I created these procedures and when I run them they run fine, but my problem is that now we want someone else to run those procedures, but they can't.
After some research, I found out that problem was that the stored procedure is trying to write into my schema, so since the users didn't have access to my scheme, they would get that insufficient privileges error.
Is there any way that the stored procedure would create tables into the scheme from where the stored procedure was called from rather than the schema belonging to whomever created the stored procedure?
Here is a small stored procedure I created for testing:
CREATE OR REPLACE PROCEDURE XXX.SP_TMP_TEST ()
LANGUAGE SQLSCRIPT
SQL SECURITY INVOKER AS
BEGIN
CALL XXX.SP_DROP_TABLE_IF_EXISTS ('TMP_TEST');
CREATE COLUMN TABLE TMP_TEST (TEST INTEGER);
END
GRANT EXECUTE ON XXX.SP_TMP_TEST TO USER_B;
Let's say USER_A creates this stored procedure in Schema XXX
Now every time USER_A calls it, table TMP_TEST gets created into USER_A schema.
Let's say USER_B tries to run it. They would get an error saying two tables with the same name can not exist.
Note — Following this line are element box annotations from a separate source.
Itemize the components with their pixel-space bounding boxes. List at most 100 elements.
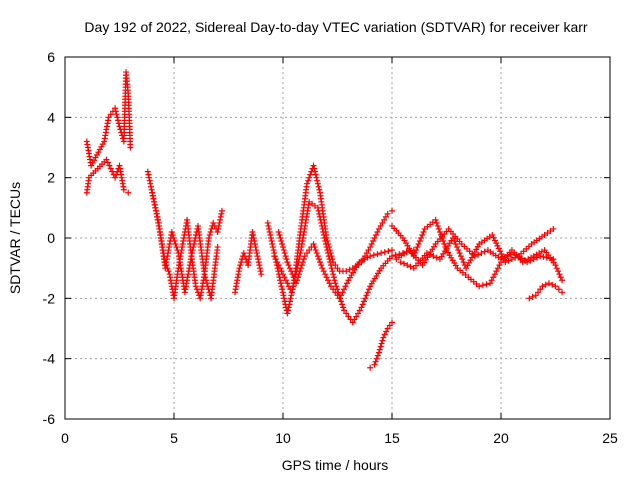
data-point-interp (378, 340, 385, 347)
data-point-interp (215, 225, 222, 232)
data-point-interp (362, 295, 369, 302)
data-point-interp (555, 286, 562, 293)
data-point-interp (255, 259, 262, 266)
data-point-interp (370, 252, 377, 259)
data-point-interp (172, 241, 179, 248)
data-point-interp (488, 277, 495, 284)
data-point-interp (371, 235, 378, 241)
data-point (476, 283, 483, 290)
x-tick-label: 10 (275, 430, 291, 446)
data-point-interp (268, 235, 275, 241)
data-point-interp (494, 242, 501, 249)
data-point (201, 271, 208, 278)
data-point-interp (365, 286, 372, 293)
data-point-interp (276, 231, 283, 238)
data-point-interp (114, 114, 121, 121)
data-point-interp (530, 256, 537, 263)
data-point (284, 310, 291, 317)
data-point-interp (497, 248, 504, 255)
data-point-interp (148, 186, 155, 193)
data-point (249, 228, 256, 235)
data-point-interp (218, 210, 225, 217)
data-point-interp (318, 219, 325, 226)
data-point (550, 225, 557, 232)
data-point-interp (286, 301, 293, 308)
data-point-interp (250, 231, 257, 238)
data-point (552, 283, 559, 290)
data-point-interp (325, 277, 332, 284)
data-point-interp (535, 289, 542, 296)
data-point-interp (112, 108, 119, 115)
data-point (397, 259, 404, 266)
data-point-interp (382, 213, 389, 220)
data-point-interp (280, 292, 287, 299)
data-point-interp (295, 271, 302, 278)
data-point-interp (316, 213, 323, 220)
data-point-interp (189, 250, 196, 257)
data-point-interp (527, 257, 534, 264)
data-point-interp (321, 235, 328, 241)
data-point-interp (320, 268, 327, 275)
data-point-interp (327, 259, 334, 266)
series-trace-b (83, 156, 132, 196)
data-point-interp (381, 249, 388, 256)
data-point-interp (169, 231, 176, 238)
data-point (314, 204, 321, 211)
data-point-interp (434, 222, 441, 229)
data-point-interp (296, 268, 303, 275)
data-point (384, 325, 391, 332)
data-point-interp (320, 228, 327, 235)
data-point-interp (346, 266, 353, 273)
data-point-interp (495, 245, 502, 252)
data-point-interp (351, 316, 358, 323)
data-point-interp (300, 256, 307, 263)
data-point-interp (147, 180, 154, 187)
x-tick-label: 5 (170, 430, 178, 446)
data-point-interp (265, 222, 272, 229)
data-point-interp (376, 346, 383, 353)
data-point (168, 228, 175, 235)
data-point (389, 319, 395, 326)
data-point (271, 253, 278, 260)
data-point-interp (285, 262, 292, 269)
data-point (545, 280, 552, 287)
data-point-interp (315, 183, 322, 190)
data-point-interp (433, 254, 440, 261)
data-point-interp (557, 274, 564, 281)
data-point-interp (415, 241, 422, 248)
data-point-interp (281, 274, 288, 281)
data-point-interp (504, 253, 511, 260)
data-point-interp (498, 250, 505, 257)
data-point-interp (191, 238, 198, 245)
chart-title: Day 192 of 2022, Sidereal Day-to-day VTE… (84, 19, 587, 35)
x-tick-label: 20 (493, 430, 509, 446)
data-point-interp (549, 281, 556, 288)
series-trace-h (275, 228, 395, 302)
data-point-interp (316, 186, 323, 193)
data-point-interp (479, 282, 486, 289)
data-point (375, 225, 382, 232)
data-point-interp (104, 159, 111, 166)
data-point-interp (342, 283, 349, 290)
data-point-interp (298, 262, 305, 269)
data-point (275, 228, 282, 235)
data-point-interp (392, 252, 399, 259)
data-point-interp (285, 307, 292, 314)
data-point-interp (340, 304, 347, 311)
data-point-interp (174, 247, 181, 254)
data-point (375, 349, 382, 356)
data-point-interp (266, 228, 273, 235)
data-point-interp (353, 313, 360, 320)
data-point-interp (279, 241, 286, 248)
data-point-interp (315, 256, 322, 263)
data-point-interp (295, 274, 302, 281)
data-point-interp (493, 240, 500, 247)
data-point (384, 210, 391, 217)
data-point-interp (325, 250, 332, 257)
data-point-interp (313, 250, 320, 257)
data-point-interp (381, 216, 388, 223)
data-point-interp (146, 174, 153, 181)
data-point-interp (279, 289, 286, 296)
data-point-interp (165, 268, 172, 275)
data-point (532, 292, 539, 299)
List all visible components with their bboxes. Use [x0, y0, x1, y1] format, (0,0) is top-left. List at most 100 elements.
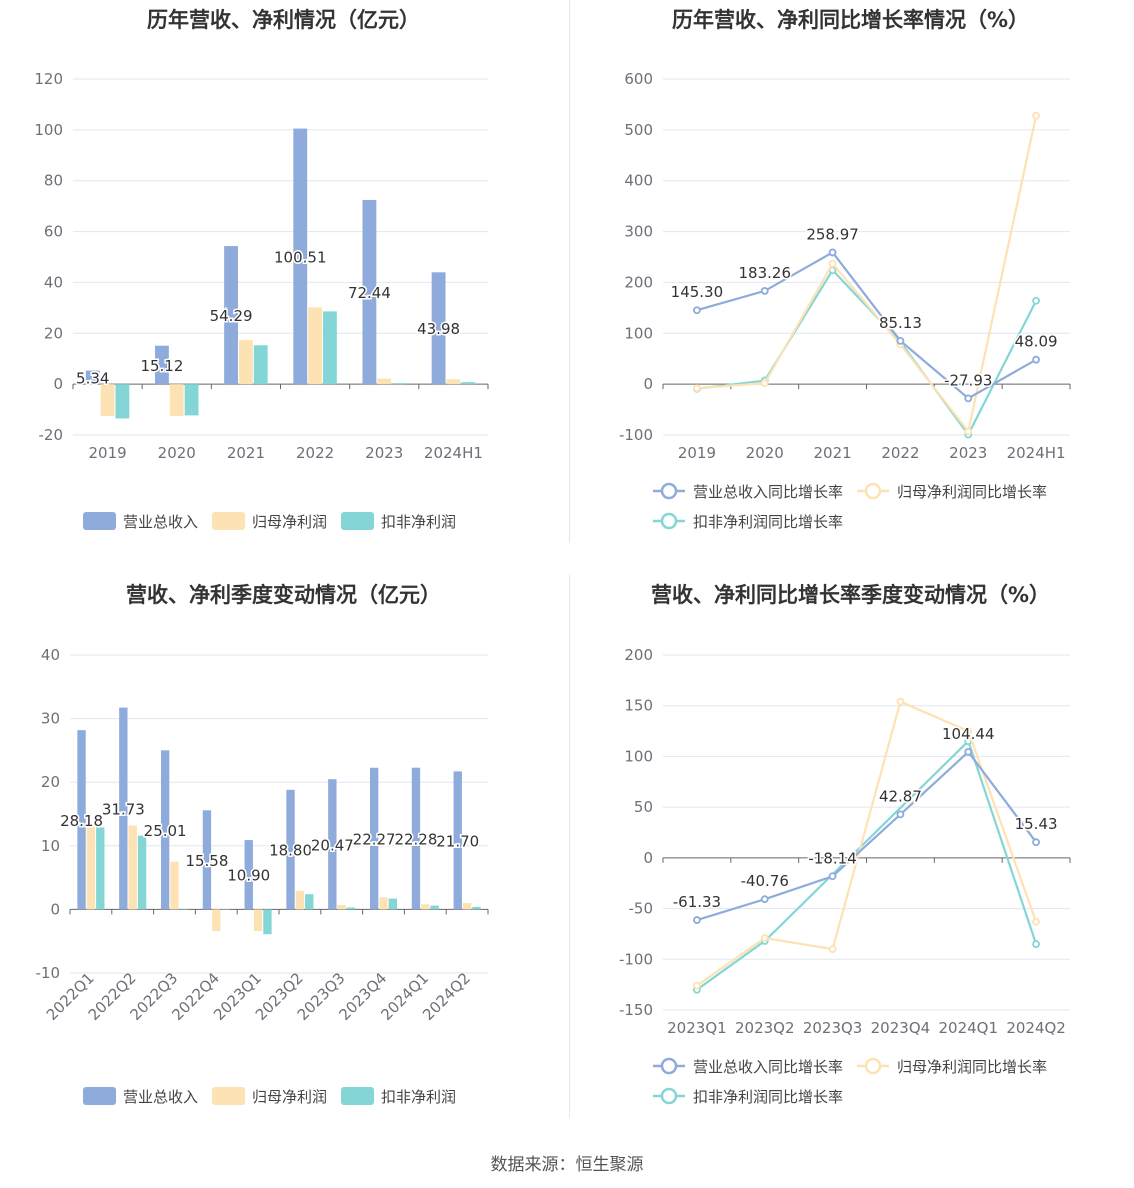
data-point [693, 916, 701, 924]
bars [85, 128, 476, 419]
bar [430, 905, 439, 910]
legend-label: 营业总收入同比增长率 [693, 483, 843, 501]
y-tick-label: 60 [44, 223, 63, 241]
data-labels: 145.30 183.26 258.97 85.13 -27.93 48.09 [669, 224, 1059, 391]
y-tick-label: 300 [624, 223, 653, 241]
data-point [760, 287, 769, 295]
bar [202, 810, 212, 910]
y-tick-label: 200 [624, 273, 653, 291]
data-point [1032, 355, 1040, 364]
bar [155, 345, 169, 385]
x-axis: 2023Q1 2023Q2 2023Q3 2023Q4 2024Q1 2024Q2 [662, 857, 1071, 1037]
legend-label: 归母净利润 [252, 1088, 327, 1106]
x-axis: 2019 2020 2021 2022 2023 2024H1 [662, 384, 1071, 462]
x-tick-label: 2019 [88, 444, 126, 462]
y-tick-label: 40 [41, 646, 60, 664]
x-tick-label: 2021 [227, 444, 265, 462]
quarterly-amount-panel: 营收、净利季度变动情况（亿元） -10 0 10 20 30 40 2022Q1 2022Q2… [0, 575, 567, 1120]
bar [362, 199, 377, 385]
bar-data-label: 15.12 [140, 357, 183, 375]
quarterly-amount-chart: -100102030402022Q12022Q22022Q32022Q42023… [36, 646, 489, 1106]
legend-marker [660, 482, 678, 500]
y-axis: -20 0 20 40 60 80 100 120 [34, 70, 488, 444]
legend-marker [864, 1057, 882, 1075]
data-labels: -61.33 -40.76 -18.14 42.87 104.44 15.43 [671, 723, 1059, 912]
data-point [964, 394, 973, 403]
chart-title: 历年营收、净利情况（亿元） [147, 8, 420, 32]
data-point [828, 945, 837, 954]
bar [461, 382, 476, 385]
bar [388, 898, 398, 910]
bar [295, 890, 305, 910]
line-data-label: 145.30 [671, 283, 724, 301]
x-tick-label: 2024Q1 [938, 1019, 998, 1037]
bar [263, 909, 272, 935]
y-tick-label: 20 [44, 324, 63, 342]
bar-data-label: 22.28 [394, 831, 437, 849]
legend-marker [864, 482, 882, 500]
bar-data-label: 15.58 [185, 852, 228, 870]
line-data-label: -27.93 [944, 371, 992, 389]
data-point [693, 981, 701, 990]
data-point [1032, 838, 1040, 847]
bar [212, 909, 221, 932]
chart-title: 历年营收、净利同比增长率情况（%） [671, 8, 1030, 32]
x-tick-label: 2020 [158, 444, 196, 462]
bar [96, 827, 105, 910]
bar [323, 311, 337, 385]
bars [77, 707, 481, 935]
legend-label: 归母净利润 [252, 513, 327, 531]
x-tick-label: 2024H1 [424, 444, 483, 462]
data-point [760, 934, 769, 942]
y-tick-label: -100 [619, 950, 653, 968]
series-line [696, 700, 1038, 987]
quarterly-growth-panel: 营收、净利同比增长率季度变动情况（%） -150 -100 -50 0 50 100 150… [567, 575, 1134, 1120]
y-tick-label: 0 [50, 900, 60, 918]
line-data-label: 85.13 [879, 314, 922, 332]
y-tick-label: -20 [39, 426, 64, 444]
bar [170, 861, 179, 910]
data-point [1032, 296, 1040, 305]
data-point [828, 259, 837, 268]
y-tick-label: 100 [624, 747, 653, 765]
legend-label: 营业总收入 [123, 513, 198, 531]
legend-swatch [341, 512, 374, 530]
legend: 营业总收入 归母净利润 扣非净利润 [83, 512, 456, 531]
bar [346, 907, 356, 910]
data-point [1032, 111, 1040, 120]
y-tick-label: -150 [619, 1001, 653, 1019]
legend-label: 扣非净利润同比增长率 [693, 1088, 843, 1106]
bar [239, 340, 253, 385]
bar [411, 767, 421, 910]
data-point [896, 697, 905, 706]
data-point [1032, 917, 1040, 926]
bar [100, 384, 115, 416]
bar [308, 307, 322, 385]
bar [244, 840, 253, 910]
legend-label: 营业总收入同比增长率 [693, 1058, 843, 1076]
bar [85, 370, 100, 385]
y-tick-label: 600 [624, 70, 653, 88]
y-tick-label: -100 [619, 426, 653, 444]
bar [453, 771, 462, 910]
x-tick-label: 2023Q4 [871, 1019, 931, 1037]
bar [286, 789, 295, 910]
lines [693, 697, 1040, 994]
legend-swatch [83, 1087, 116, 1105]
legend-marker [660, 1087, 678, 1105]
data-point [828, 872, 837, 881]
x-axis: 2019 2020 2021 2022 2023 2024H1 [72, 384, 489, 462]
chart-title: 营收、净利同比增长率季度变动情况（%） [650, 583, 1051, 607]
y-tick-label: 0 [643, 849, 653, 867]
line-data-label: 48.09 [1015, 333, 1058, 351]
legend-label: 扣非净利润同比增长率 [693, 513, 843, 531]
line-data-label: 15.43 [1015, 815, 1058, 833]
bar [179, 909, 189, 910]
data-point [964, 748, 973, 756]
bar [86, 826, 96, 910]
data-point [760, 895, 769, 904]
data-point [693, 384, 701, 393]
y-tick-label: 500 [624, 121, 653, 139]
This is because the stored procedure to drop the table drops the table from USER_B's schema, but the create table tries to create the table on USER_A's schema.
The only way for this to work is to change SQL_SECURY TO DEFINER, but that would let USER_B create tables into USER_A's schema, and I want the tables to be created into USER_B's schema or USER_C or D, whoever calls the stored procedure.
I hope that makes sense.
Thanks in advance for your time and help.